A resilient corporation is able to anticipate disruptions, adapt to events, and create lasting value despite difficulties or unexpected situations. Shipping has a really relevant example to share from its recent past: The crew change crisis as a result from COVID-19 left thousands of seafarers trapped onboard beyond contract limits, having their basic human rights challenged, in a situation that created concerns for the future of shipping as an attractive career pathway. The crisis resulted not only from unprepared shipping organizations, but also from an unprepared sector, that included governments and regulators.
In this respect, ILO Recommendation 205 provides a broader approach to resilience, describing the term as “the ability of a system, community or society exposed to hazards to resist, absorb, accommodate, adapt to, transform and recover from the effects of a hazard in a timely and efficient manner, including through the preservation and restoration of its essential basic structures and functions through risk management”.
Resilience=Sustainability=Decent work
According to ILO Director-General, Guy Ryder, decent work means stronger and more inclusive economic growth and, consequently, more resources for the creation of more decent jobs by:
- “putting money in the pockets” of individuals and families that they can spend in the local economy
- supporting the growth of smaller businesses
- increasing tax revenues for governments, who can then fund social measures to protect those who cannot find a job or are unable to work
- reducing inequality and increasing resilience
- establishing a sense of social justice which helps maintain social peace.
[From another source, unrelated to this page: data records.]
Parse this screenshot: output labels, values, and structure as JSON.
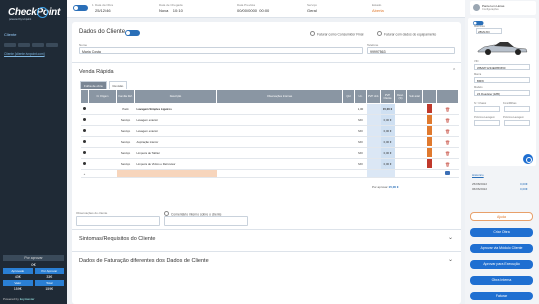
{
  "sidebar": {
    "logo": "CheckPoint",
    "logo_tagline": "powered by ivnpoint",
    "client_label": "Cliente",
    "client_link": "Cliente [cliente.ivnpoint.com]",
    "payment": {
      "title": "Por aprovar",
      "total": "0€",
      "approved_label": "Aprovado",
      "approved_value": "43€",
      "to_approve_label": "Por Aprovar",
      "to_approve_value": "33€",
      "net_label": "Valor",
      "net_value": "159€",
      "gross_label": "Total",
      "gross_value": "159€"
    },
    "powered_by": "Powered by",
    "powered_brand": "keymaster"
  },
  "topbar": {
    "doc_number": "1",
    "doc_date_label": "Data da Obra",
    "doc_date": "25/12/46",
    "origin_label": "Data de Chegada",
    "origin": "Nova",
    "origin_time": "10:10",
    "date_label": "Data Prevista",
    "date": "00/00/0000",
    "date_time": "00:00",
    "sector_label": "Serviço",
    "sector": "Geral",
    "status_label": "Estado",
    "status": "Aberta"
  },
  "client": {
    "title": "Dados do Cliente",
    "radio_final": "Faturar como Consumidor Final",
    "radio_equip": "Faturar com dados do equipamento",
    "name_label": "Nome",
    "name_value": "Maria Costa",
    "phone_label": "Telefone",
    "phone_value": "99997563"
  },
  "sale": {
    "title": "Venda Rápida",
    "tabs": [
      "Folha de obra",
      "Revisão"
    ],
    "headers": [
      "",
      "N. Origem",
      "Família Ref.",
      "Descrição",
      "Observações Internas",
      "Qtd",
      "Un.",
      "PVP Unit.",
      "PVP Cliente",
      "Desc. (%)",
      "Sub-total",
      "",
      ""
    ],
    "rows": [
      {
        "family": "Pack",
        "desc": "Lavagem Simples Ligeiros",
        "unit": "1,00",
        "price": "15,00 €",
        "swatch": "#c0392b"
      },
      {
        "family": "Serviço",
        "desc": "Lavagem exterior",
        "unit": "MO",
        "price": "0,00 €",
        "swatch": "#e07a2f"
      },
      {
        "family": "Serviço",
        "desc": "Lavagem exterior",
        "unit": "MO",
        "price": "0,00 €",
        "swatch": "#e07a2f"
      },
      {
        "family": "Serviço",
        "desc": "Aspiração interior",
        "unit": "MO",
        "price": "0,00 €",
        "swatch": "#e07a2f"
      },
      {
        "family": "Serviço",
        "desc": "Limpeza de Tablier",
        "unit": "MO",
        "price": "0,00 €",
        "swatch": "#e07a2f"
      },
      {
        "family": "Serviço",
        "desc": "Limpeza de Vidros e Retrovisor",
        "unit": "MO",
        "price": "0,00 €",
        "swatch": "#c0392b"
      }
    ],
    "total_label": "Por aprovar",
    "total_value": "15,00 €"
  },
  "observations": {
    "client_label": "Observações do cliente",
    "internal_label": "Comentário interno sobre o cliente"
  },
  "sections": {
    "symptoms": "Sintomas/Requisitos do Cliente",
    "billing": "Dados de Faturação diferentes dos Dados de Cliente"
  },
  "user": {
    "name": "Parcel em Horas",
    "subtitle": "Configurações"
  },
  "vehicle": {
    "plate_label": "Matrícula",
    "plate": "28MLXD",
    "vin_label": "VIN",
    "vin": "WBA871234E0856650",
    "brand_label": "Marca",
    "brand": "BMW",
    "model_label": "Modelo",
    "model": "Z4 Roadster (E85)",
    "km_label": "N.º Chassi",
    "km_value": "Kms/Milhas",
    "fuel_label": "Próxima Lavagem",
    "fuel_value": "Próxima Lavagem"
  },
  "history": {
    "link": "Histórico",
    "entries": [
      {
        "date": "25/08/2022",
        "amount": "0,00€"
      },
      {
        "date": "06/06/2022",
        "amount": "0,00€"
      }
    ]
  },
  "actions": {
    "help": "Ajuda",
    "create": "Criar Obra",
    "approve_module": "Aprovar via Módulo Cliente",
    "approve_exec": "Aprovar para Execução",
    "internal": "Obra Interna",
    "invoice": "Faturar"
  }
}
“Policies developed through social dialogue help people and communities cope with the impact of climate change, while facilitating the transition towards a more sustainable economy. And not least, the dignity, hope and sense of social justice derived from having a decent job helps build and maintain social peace,
…Mr. Ryder explained.
Resilience and decent work: Projects underway
-ILO Decent Work Agenda: The ILO R205 is in line with the ILO Decent Work Agenda, which, in its turn, forms part of the 2030 UN Agenda for Sustainable Development. The latter is an action plan for the planet to achieve prosperity and seeks the collaborative partnership of governments, institutions, business, regulators, and all relevant stakeholders to address several of the world’s challenges, such as poverty, inequality, climate change and other pressing issues. The four pillars of the ILO Decent Work Agenda are:
- Promoting jobs and enterprise,
- Guaranteeing rights at work,
- Extending social protection, and
- Promoting social dialogue.
-ILO JPR Program: Guided by Recommendation No. 205, the Jobs for Peace and Resilience flagship program focuses on four key objectives:
- Providing direct and immediate job creation and income security through employment-intensive investments
- Generating decent and productive employment through entrepreneurship, enterprise and cooperative support
- Improving employability through skills development
- Bridging labor supply and demand through employment services.
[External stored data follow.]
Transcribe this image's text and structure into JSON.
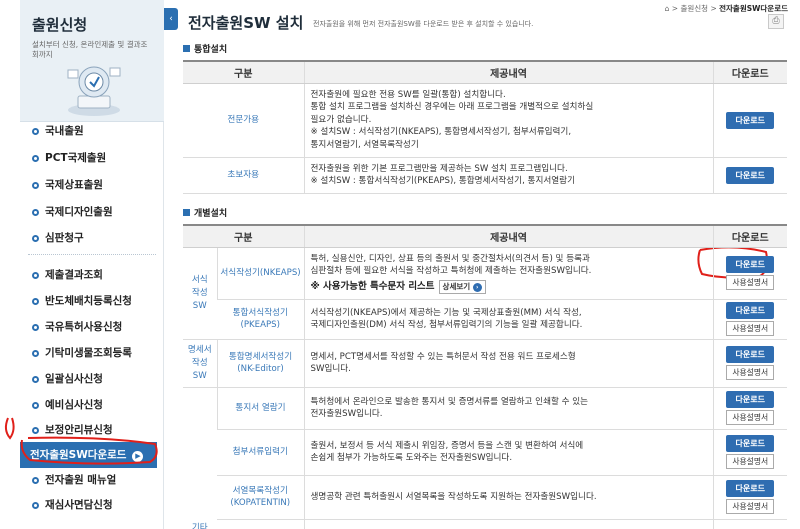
{
  "sidebar": {
    "title": "출원신청",
    "description": "설치부터 신청, 온라인제출 및 결과조회까지",
    "collapse_glyph": "‹",
    "items_top": [
      {
        "label": "국내출원"
      },
      {
        "label": "PCT국제출원"
      },
      {
        "label": "국제상표출원"
      },
      {
        "label": "국제디자인출원"
      },
      {
        "label": "심판청구"
      }
    ],
    "items_bottom": [
      {
        "label": "제출결과조회"
      },
      {
        "label": "반도체배치등록신청"
      },
      {
        "label": "국유특허사용신청"
      },
      {
        "label": "기탁미생물조회등록"
      },
      {
        "label": "일괄심사신청"
      },
      {
        "label": "예비심사신청"
      },
      {
        "label": "보정안리뷰신청"
      },
      {
        "label": "전자출원SW다운로드",
        "active": true
      },
      {
        "label": "전자출원 매뉴얼"
      },
      {
        "label": "재심사면담신청"
      }
    ]
  },
  "breadcrumb": {
    "home": "⌂",
    "sep": ">",
    "level1": "출원신청",
    "current": "전자출원SW다운로드"
  },
  "page": {
    "title": "전자출원SW 설치",
    "subtitle": "전자출원을 위해 먼저 전자출원SW를 다운로드 받은 후 설치할 수 있습니다.",
    "print_icon": "⎙"
  },
  "integrated": {
    "heading": "통합설치",
    "headers": [
      "구분",
      "제공내역",
      "다운로드"
    ],
    "rows": [
      {
        "category": "전문가용",
        "lines": [
          "전자출원에 필요한 전용 SW를 일괄(통합) 설치합니다.",
          "통합 설치 프로그램을 설치하신 경우에는 아래 프로그램을 개별적으로 설치하실",
          "필요가 없습니다.",
          "※ 설치SW : 서식작성기(NKEAPS), 통합명세서작성기, 첨부서류입력기,",
          "통지서열람기, 서열목록작성기"
        ],
        "download": "다운로드"
      },
      {
        "category": "초보자용",
        "lines": [
          "전자출원을 위한 기본 프로그램만을 제공하는 SW 설치 프로그램입니다.",
          "※ 설치SW : 통합서식작성기(PKEAPS), 통합명세서작성기, 통지서열람기"
        ],
        "download": "다운로드"
      }
    ]
  },
  "individual": {
    "heading": "개별설치",
    "headers": [
      "구분",
      "제공내역",
      "다운로드"
    ],
    "groups": [
      {
        "label": "서식\n작성\nSW"
      },
      {
        "label": "명세서\n작성\nSW"
      },
      {
        "label": "기타"
      }
    ],
    "rows": [
      {
        "name": "서식작성기(NKEAPS)",
        "lines": [
          "특허, 실용신안, 디자인, 상표 등의 출원서 및 중간절차서(의견서 등) 및 등록과",
          "심판절차 등에 필요한 서식을 작성하고 특허청에 제출하는 전자출원SW입니다."
        ],
        "notice": "※ 사용가능한 특수문자 리스트",
        "detail": "상세보기",
        "detail_icon": "›",
        "download": "다운로드",
        "manual": "사용설명서"
      },
      {
        "name": "통합서식작성기\n(PKEAPS)",
        "lines": [
          "서식작성기(NKEAPS)에서 제공하는 기능 및 국제상표출원(MM) 서식 작성,",
          "국제디자인출원(DM) 서식 작성, 첨부서류입력기의 기능을 일괄 제공합니다."
        ],
        "download": "다운로드",
        "manual": "사용설명서"
      },
      {
        "name": "통합명세서작성기\n(NK-Editor)",
        "lines": [
          "명세서, PCT명세서를 작성할 수 있는 특허문서 작성 전용 워드 프로세스형",
          "SW입니다."
        ],
        "download": "다운로드",
        "manual": "사용설명서"
      },
      {
        "name": "통지서 열람기",
        "lines": [
          "특허청에서 온라인으로 발송한 통지서 및 증명서류를 열람하고 인쇄할 수 있는",
          "전자출원SW입니다."
        ],
        "download": "다운로드",
        "manual": "사용설명서"
      },
      {
        "name": "첨부서류입력기",
        "lines": [
          "출원서, 보정서 등 서식 제출시 위임장, 증명서 등을 스캔 및 변환하여 서식에",
          "손쉽게 첨부가 가능하도록 도와주는 전자출원SW입니다."
        ],
        "download": "다운로드",
        "manual": "사용설명서"
      },
      {
        "name": "서열목록작성기\n(KOPATENTIN)",
        "lines": [
          "생명공학 관련 특허출원시 서열목록을 작성하도록 지원하는 전자출원SW입니다."
        ],
        "download": "다운로드",
        "manual": "사용설명서"
      }
    ]
  },
  "annotations": {
    "mark_1": "1",
    "mark_2": "2"
  }
}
–UN SDG 8: When there are not enough jobs, people do not have money to spend, so the demand for cheap things goes up. This leads businesses to cut back, employing fewer people, reducing pay, and stopping investments in safe working environments. Along with the ILO work, the UN Sustainable Development Goal 8 aims to “promote inclusive and sustainable economic growth, employment and decent work for all”. Sustained and inclusive economic growth can drive progress, create decent jobs for all and improve living standards.